Otherwise, the Receive FIFO is not read which prevents the inadvertent
clearing of the FIFO empty flag.
Test Program 4, M16C5x_Tst4.asm, is used to test the receive signal path.
Hyperterminal and Tera Term were used to sent (without local echo) several
large text files through the M16C5x UART. The test program polls the RDR, and
if a character is received without error, then upper case are converted to
lower case characters, and vice-versa. Using a Keyspan Quad Port USB serial
port adapter, characters were sent to the M16C5x at a rate of 921.6k baud, the
highest programmable baud rate supported by the Keyspan device. The echo back
to terminal emulator appeared to be without error. (**Note:** _the two wire
RS-232 mode of the UART was used for this test. The ADM3232 charge-pump RS-232
transceiver appeared to work well at this frequency. Som slew rate limiting is
visible on an O-scope, but it appears to be tolerable. These tests were
conducted while the core was operating at **117.9648 MHz**._)

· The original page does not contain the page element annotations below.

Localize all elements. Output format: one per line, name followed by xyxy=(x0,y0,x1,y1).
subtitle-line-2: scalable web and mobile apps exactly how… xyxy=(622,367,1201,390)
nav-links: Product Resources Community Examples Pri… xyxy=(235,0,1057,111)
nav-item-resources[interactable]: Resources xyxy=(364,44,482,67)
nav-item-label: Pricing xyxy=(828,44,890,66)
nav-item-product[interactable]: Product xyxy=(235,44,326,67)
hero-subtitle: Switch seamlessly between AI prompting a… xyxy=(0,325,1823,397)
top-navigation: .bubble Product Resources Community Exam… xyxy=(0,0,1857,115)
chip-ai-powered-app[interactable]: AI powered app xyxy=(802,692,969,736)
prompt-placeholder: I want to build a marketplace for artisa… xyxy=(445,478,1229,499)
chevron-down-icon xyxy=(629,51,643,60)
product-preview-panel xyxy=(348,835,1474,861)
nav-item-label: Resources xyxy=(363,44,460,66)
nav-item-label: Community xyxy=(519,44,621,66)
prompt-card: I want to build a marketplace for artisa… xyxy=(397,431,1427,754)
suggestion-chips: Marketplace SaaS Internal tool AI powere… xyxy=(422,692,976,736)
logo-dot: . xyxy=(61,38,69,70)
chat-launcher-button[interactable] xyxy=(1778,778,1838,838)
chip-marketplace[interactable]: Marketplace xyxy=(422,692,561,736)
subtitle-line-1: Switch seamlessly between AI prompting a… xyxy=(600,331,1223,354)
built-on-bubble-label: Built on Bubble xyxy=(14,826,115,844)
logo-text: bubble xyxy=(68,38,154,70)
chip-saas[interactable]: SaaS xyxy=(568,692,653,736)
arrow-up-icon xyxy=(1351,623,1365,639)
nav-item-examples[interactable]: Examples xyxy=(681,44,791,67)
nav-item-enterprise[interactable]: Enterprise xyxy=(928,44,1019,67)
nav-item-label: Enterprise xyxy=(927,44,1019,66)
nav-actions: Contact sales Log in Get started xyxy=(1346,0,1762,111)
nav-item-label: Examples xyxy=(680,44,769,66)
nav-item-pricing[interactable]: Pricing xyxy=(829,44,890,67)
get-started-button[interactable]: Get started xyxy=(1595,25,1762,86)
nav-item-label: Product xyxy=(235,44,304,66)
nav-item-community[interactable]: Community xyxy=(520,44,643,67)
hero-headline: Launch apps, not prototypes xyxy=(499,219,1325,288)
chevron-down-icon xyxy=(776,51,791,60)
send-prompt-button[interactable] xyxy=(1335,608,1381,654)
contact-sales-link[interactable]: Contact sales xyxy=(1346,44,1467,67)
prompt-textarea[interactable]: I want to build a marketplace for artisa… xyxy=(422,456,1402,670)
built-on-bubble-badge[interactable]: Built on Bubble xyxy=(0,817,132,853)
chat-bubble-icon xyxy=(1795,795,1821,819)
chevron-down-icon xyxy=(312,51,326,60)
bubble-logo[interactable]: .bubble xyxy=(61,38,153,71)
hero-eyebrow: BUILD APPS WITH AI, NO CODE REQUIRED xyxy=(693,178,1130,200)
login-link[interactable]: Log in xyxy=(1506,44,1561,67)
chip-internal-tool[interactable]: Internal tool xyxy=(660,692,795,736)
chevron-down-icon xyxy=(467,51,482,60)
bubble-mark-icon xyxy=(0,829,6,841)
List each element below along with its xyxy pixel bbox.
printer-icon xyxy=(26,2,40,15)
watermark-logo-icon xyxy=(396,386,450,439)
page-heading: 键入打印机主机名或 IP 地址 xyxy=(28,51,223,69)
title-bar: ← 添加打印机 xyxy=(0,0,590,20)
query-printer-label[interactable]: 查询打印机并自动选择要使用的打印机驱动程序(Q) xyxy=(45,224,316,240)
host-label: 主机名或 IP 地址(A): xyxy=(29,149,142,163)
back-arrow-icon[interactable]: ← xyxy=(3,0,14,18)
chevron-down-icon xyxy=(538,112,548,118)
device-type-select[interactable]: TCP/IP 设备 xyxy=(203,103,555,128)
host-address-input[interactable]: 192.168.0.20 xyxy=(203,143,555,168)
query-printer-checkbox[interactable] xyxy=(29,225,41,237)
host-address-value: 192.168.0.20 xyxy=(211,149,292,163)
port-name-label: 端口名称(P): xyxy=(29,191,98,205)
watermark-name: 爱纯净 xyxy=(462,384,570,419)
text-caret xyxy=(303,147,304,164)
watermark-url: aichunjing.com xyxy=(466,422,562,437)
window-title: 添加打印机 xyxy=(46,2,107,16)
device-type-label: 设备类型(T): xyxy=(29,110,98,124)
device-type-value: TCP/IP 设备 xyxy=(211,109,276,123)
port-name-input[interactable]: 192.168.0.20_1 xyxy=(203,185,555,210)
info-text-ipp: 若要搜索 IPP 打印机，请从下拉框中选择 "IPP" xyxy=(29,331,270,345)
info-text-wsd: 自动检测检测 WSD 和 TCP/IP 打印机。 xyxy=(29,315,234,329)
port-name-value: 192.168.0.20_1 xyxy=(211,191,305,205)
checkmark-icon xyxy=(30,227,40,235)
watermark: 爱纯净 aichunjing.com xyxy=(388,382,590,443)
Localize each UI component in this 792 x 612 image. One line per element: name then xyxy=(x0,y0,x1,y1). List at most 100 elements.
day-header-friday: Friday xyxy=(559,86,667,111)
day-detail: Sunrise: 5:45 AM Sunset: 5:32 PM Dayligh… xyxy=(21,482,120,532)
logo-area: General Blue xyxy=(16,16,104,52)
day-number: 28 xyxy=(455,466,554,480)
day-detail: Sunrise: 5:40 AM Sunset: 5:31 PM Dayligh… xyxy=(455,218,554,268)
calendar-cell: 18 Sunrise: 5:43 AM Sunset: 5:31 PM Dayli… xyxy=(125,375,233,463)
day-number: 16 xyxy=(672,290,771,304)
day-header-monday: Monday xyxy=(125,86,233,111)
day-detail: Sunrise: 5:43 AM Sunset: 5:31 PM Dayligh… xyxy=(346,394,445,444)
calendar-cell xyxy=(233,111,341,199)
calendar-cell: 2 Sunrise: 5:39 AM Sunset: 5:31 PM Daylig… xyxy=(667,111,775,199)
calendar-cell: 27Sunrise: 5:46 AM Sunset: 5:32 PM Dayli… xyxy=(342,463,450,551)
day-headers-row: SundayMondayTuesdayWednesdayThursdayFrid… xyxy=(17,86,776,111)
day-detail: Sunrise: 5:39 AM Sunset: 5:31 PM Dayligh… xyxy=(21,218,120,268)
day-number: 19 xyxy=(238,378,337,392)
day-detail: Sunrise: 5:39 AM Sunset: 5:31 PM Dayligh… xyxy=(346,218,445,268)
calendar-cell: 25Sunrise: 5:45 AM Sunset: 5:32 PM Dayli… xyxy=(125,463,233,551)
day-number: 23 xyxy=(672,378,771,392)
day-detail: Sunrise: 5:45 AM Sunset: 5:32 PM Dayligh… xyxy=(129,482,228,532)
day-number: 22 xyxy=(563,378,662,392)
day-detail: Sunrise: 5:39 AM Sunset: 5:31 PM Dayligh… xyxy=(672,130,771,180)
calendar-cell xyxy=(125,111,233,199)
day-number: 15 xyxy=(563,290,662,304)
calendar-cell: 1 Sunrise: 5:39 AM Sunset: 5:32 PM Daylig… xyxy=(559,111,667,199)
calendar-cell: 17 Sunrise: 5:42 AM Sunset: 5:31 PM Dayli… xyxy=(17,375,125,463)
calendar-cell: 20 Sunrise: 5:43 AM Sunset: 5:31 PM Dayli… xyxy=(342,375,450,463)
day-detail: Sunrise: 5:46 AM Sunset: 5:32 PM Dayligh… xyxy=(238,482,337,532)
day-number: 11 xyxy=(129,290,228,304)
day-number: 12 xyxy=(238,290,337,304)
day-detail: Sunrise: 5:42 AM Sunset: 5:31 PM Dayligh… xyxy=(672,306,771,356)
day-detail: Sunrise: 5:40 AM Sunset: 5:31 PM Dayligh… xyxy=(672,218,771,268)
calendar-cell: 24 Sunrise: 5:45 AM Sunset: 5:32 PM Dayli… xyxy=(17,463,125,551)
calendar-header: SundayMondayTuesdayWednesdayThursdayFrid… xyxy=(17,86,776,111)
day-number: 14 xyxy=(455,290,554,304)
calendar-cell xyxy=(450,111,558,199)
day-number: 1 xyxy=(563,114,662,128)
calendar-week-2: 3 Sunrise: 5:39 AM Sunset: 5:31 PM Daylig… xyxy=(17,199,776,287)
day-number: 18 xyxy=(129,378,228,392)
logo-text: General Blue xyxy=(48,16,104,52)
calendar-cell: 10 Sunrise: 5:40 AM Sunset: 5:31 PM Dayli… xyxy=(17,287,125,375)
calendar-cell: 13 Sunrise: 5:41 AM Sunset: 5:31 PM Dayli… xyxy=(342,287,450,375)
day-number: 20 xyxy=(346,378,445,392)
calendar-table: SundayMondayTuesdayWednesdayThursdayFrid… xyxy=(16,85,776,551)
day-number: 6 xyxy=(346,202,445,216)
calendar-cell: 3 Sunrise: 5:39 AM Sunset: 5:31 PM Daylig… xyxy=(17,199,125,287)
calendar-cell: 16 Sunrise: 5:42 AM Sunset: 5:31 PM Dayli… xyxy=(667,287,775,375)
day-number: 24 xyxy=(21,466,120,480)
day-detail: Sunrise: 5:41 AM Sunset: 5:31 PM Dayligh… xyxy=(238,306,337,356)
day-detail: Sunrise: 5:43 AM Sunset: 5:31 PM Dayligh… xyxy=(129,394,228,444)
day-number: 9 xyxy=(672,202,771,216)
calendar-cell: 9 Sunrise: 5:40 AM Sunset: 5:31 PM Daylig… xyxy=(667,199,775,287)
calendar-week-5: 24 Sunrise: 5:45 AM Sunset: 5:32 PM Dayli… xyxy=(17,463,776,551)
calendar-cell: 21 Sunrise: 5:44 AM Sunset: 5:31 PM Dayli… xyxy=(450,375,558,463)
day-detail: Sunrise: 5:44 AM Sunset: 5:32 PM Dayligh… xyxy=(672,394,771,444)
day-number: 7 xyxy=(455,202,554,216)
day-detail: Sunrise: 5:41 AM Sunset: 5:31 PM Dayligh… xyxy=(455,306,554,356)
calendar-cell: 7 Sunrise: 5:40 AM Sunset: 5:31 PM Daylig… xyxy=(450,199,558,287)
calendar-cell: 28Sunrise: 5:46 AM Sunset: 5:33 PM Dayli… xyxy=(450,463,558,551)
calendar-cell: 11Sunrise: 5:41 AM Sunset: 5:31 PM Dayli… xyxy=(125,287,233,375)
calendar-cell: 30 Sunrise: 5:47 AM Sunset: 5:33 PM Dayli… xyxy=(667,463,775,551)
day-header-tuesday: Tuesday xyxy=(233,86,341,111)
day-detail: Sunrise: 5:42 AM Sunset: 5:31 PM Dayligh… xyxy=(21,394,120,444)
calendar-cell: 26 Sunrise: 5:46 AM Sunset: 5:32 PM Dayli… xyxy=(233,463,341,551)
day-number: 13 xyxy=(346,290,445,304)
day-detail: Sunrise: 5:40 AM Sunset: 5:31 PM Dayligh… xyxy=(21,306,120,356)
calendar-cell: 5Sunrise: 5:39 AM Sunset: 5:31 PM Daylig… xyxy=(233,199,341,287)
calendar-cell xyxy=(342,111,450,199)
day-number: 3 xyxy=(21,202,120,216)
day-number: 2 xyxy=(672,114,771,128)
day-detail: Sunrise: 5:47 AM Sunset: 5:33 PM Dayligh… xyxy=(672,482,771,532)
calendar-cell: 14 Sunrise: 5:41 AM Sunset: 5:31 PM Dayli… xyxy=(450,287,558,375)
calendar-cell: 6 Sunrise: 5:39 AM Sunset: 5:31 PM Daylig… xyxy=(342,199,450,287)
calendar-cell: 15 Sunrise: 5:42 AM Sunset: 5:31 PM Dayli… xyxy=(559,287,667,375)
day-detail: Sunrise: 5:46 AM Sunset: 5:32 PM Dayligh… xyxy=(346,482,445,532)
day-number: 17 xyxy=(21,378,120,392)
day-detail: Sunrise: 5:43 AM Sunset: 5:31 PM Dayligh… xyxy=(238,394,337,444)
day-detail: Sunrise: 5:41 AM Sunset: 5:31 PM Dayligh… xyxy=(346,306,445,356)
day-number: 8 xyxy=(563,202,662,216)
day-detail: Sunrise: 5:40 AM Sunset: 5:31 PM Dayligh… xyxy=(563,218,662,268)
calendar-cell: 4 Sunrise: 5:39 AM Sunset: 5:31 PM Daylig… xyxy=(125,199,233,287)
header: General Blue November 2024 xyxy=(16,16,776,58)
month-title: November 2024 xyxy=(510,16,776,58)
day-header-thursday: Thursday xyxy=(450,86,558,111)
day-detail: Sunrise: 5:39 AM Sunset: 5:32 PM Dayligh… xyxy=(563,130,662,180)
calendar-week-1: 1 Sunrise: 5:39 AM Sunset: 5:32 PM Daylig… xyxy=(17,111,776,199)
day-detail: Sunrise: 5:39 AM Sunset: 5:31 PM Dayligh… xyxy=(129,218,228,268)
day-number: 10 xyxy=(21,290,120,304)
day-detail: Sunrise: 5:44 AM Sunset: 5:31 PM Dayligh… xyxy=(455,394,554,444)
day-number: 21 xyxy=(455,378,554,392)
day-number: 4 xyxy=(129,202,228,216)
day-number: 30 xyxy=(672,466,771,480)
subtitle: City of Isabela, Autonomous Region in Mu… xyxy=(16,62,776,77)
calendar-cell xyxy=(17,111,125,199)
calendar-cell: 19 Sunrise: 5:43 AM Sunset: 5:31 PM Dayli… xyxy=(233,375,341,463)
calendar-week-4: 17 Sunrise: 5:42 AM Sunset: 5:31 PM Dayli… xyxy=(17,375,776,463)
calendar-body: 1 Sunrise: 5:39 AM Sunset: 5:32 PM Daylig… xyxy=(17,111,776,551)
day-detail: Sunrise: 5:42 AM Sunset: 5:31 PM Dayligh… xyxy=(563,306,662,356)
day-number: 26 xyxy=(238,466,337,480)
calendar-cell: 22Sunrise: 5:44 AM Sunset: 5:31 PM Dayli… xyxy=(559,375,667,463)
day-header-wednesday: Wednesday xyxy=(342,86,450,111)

This release is expected to be the last public release of this soft-core
microcomputer. The released core and peripherals are sufficient to demonstrate
a non-trivial FPGA implementation of a soft-core microcomputer. Further
developments will be focused on improving access to the internal block RAMs,
and improving the I/O capabilities of the release core.
###Release 2.5
Converted the core to operate in a single cycle mode with the block RAM
memories of the FPGA. Operating frequency, in a -4 Spartan 3A FPGA, is 60+
MHz. This rate is equivalent to the 117.9848 MHz reported above of for Release
2.4. Some combinatorial path improvements were made to the processor core,
P16C5x, by using wired-OR bus connections rather than explicit multiplexers.
These improvements also provided some reductions in the resource utilization
of the project.
####Release 2.5.1
Modified the BMM file to allow the MEM file data fields to be represented in
natural order. In other words, unlike the previous release, the most
significant nibble is the first (leftmost) character of each data word, and
the least significant nibble is the last (rightmost) character in a data word.
Also modified the utility provided that converts Intel Hex programming files
into files compatible with the Xilinx Data2MEM utility program.